Once a shortage has occurred, it’s always plausible that it could happen again – and we have seen CO2 shortages before in the past, just not at this scale. This is the fourth CO2 shortage in the last 10+ years, all with the same background of coinciding plant outages across the region.
With the pricing of ammonia and natural gas as further determining factors in the supply chain (ammonia is currently down while natural gas is up, squeezing margins), there exists a certain level of sourcing fragility.
Continuing to look at this on a commercial level, a lesson to be learned outside of the industry would be that this is not a simplistic market to better plan or control. A lot of talk swirled to the effect that someone in the gases sector should have been taking command of the situation and better planning or coordinating plant outages, without realising that this would in fact be illegal; competition law requires that competing suppliers must think, plan and act independently, however frustrating that may seem in the event of a shortage like we have just seen.

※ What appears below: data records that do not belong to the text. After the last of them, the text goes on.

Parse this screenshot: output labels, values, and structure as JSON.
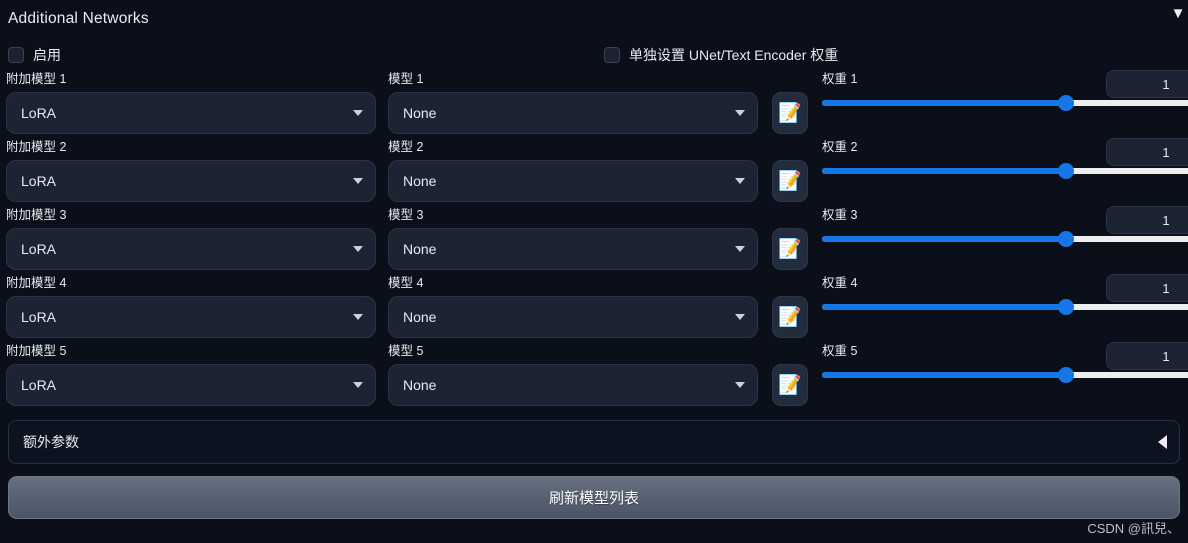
{
  "header": {
    "title": "Additional Networks",
    "collapse_icon": "chevron-down-icon",
    "collapse_glyph": "▼"
  },
  "options": {
    "enable_label": "启用",
    "enable_checked": false,
    "separate_unet_te_label": "单独设置 UNet/Text Encoder 权重",
    "separate_unet_te_checked": false
  },
  "colors": {
    "background": "#0b0f19",
    "field_bg": "#1c2433",
    "slider_fill": "#1676e8",
    "slider_track": "#eceef0",
    "button_gradient_top": "#667081",
    "button_gradient_bottom": "#4b5565"
  },
  "rows": [
    {
      "type_label": "附加模型 1",
      "type_value": "LoRA",
      "model_label": "模型 1",
      "model_value": "None",
      "edit_icon": "memo-icon",
      "edit_glyph": "📝",
      "weight_label": "权重 1",
      "weight_value": "1",
      "weight_percent": 58
    },
    {
      "type_label": "附加模型 2",
      "type_value": "LoRA",
      "model_label": "模型 2",
      "model_value": "None",
      "edit_icon": "memo-icon",
      "edit_glyph": "📝",
      "weight_label": "权重 2",
      "weight_value": "1",
      "weight_percent": 58
    },
    {
      "type_label": "附加模型 3",
      "type_value": "LoRA",
      "model_label": "模型 3",
      "model_value": "None",
      "edit_icon": "memo-icon",
      "edit_glyph": "📝",
      "weight_label": "权重 3",
      "weight_value": "1",
      "weight_percent": 58
    },
    {
      "type_label": "附加模型 4",
      "type_value": "LoRA",
      "model_label": "模型 4",
      "model_value": "None",
      "edit_icon": "memo-icon",
      "edit_glyph": "📝",
      "weight_label": "权重 4",
      "weight_value": "1",
      "weight_percent": 58
    },
    {
      "type_label": "附加模型 5",
      "type_value": "LoRA",
      "model_label": "模型 5",
      "model_value": "None",
      "edit_icon": "memo-icon",
      "edit_glyph": "📝",
      "weight_label": "权重 5",
      "weight_value": "1",
      "weight_percent": 58
    }
  ],
  "extra_params": {
    "title": "额外参数",
    "arrow_icon": "triangle-left-icon"
  },
  "refresh": {
    "label": "刷新模型列表"
  },
  "watermark": {
    "text": "CSDN @訊兒、"
  }
}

Last week’s shortage also highlights a glaring need for greater CO2 recovery efforts, in my view. I’ve heard countless comments over the last couple of weeks such as, “you’d think they can just suck it out of the sky” and to an extent there’s some truth in that. They can and they do, I countered, and a relatively nascent CO2 capture/recovery market already exists.
But as I’ve pondered over the last couple of weeks away from the office, are we really doing it enough? Does this shortage tell us that we need even more deployment in CO2 recovery technology – and could that be part of the supply chain diversification in the future?
The caveat to this point, of course, is that this is also not as simplistic or straightforward as it might seem – despite the widespread perception, the level of CO2 in the atmosphere is actually very minimal. In fact, it can be pegged at around 500 parts-per-million (ppm), which is less than 0.05%. Not only is this in our own personal interests as levels anywhere near 1-2% would present both a global warming and intoxication hazard, it also underlines the common confusion between the levels of CO2 as a greenhouse gas and its actual concentration in the atmosphere – two very different things.
Finally, it’s been concerning to hear questions raised over the need for food-grade CO2 in the beverages business and whether that can be circumvented, as a result of the media storm surrounding this shortage. This is another lesson in perception, panic and misunderstanding. Food-grade CO2 should never be in question, it is an ingredient and it’s law – besides which, food-grade and industrial grade CO2 are from one and the same capacity. There is no difference in where the product comes from, it is simply a further level of (necessary) purification that takes place post-production – and safety should never be compromised in the maelstrom of commercial alarm.
“…the spot market is a less than safe bet if that product is clearly so important to your operations”
Likewise, this one and the same capacity is exactly that – there was and is no supply being squirrelled off that could otherwise be released to the market. The product simply hasn’t been there, contrary to any of the largely uninformed lobbying that may have been taking place over the last fortnight, at both a commercial and government level. If it can’t be produced, then it isn’t there to be sold or re-allocated – and the spot market is a less than safe bet if that product is clearly so important to your operations.
In the here and now, we understand that the shortage both in Europe and the UK will be relieved as the main culprits in the shortage – the fertiliser plants – start up again as market conditions change. The beer gas storm will, if you pardon the pun, soon fizzle out. But clearly there are long-term lessons to be learned from this particular market frenzy.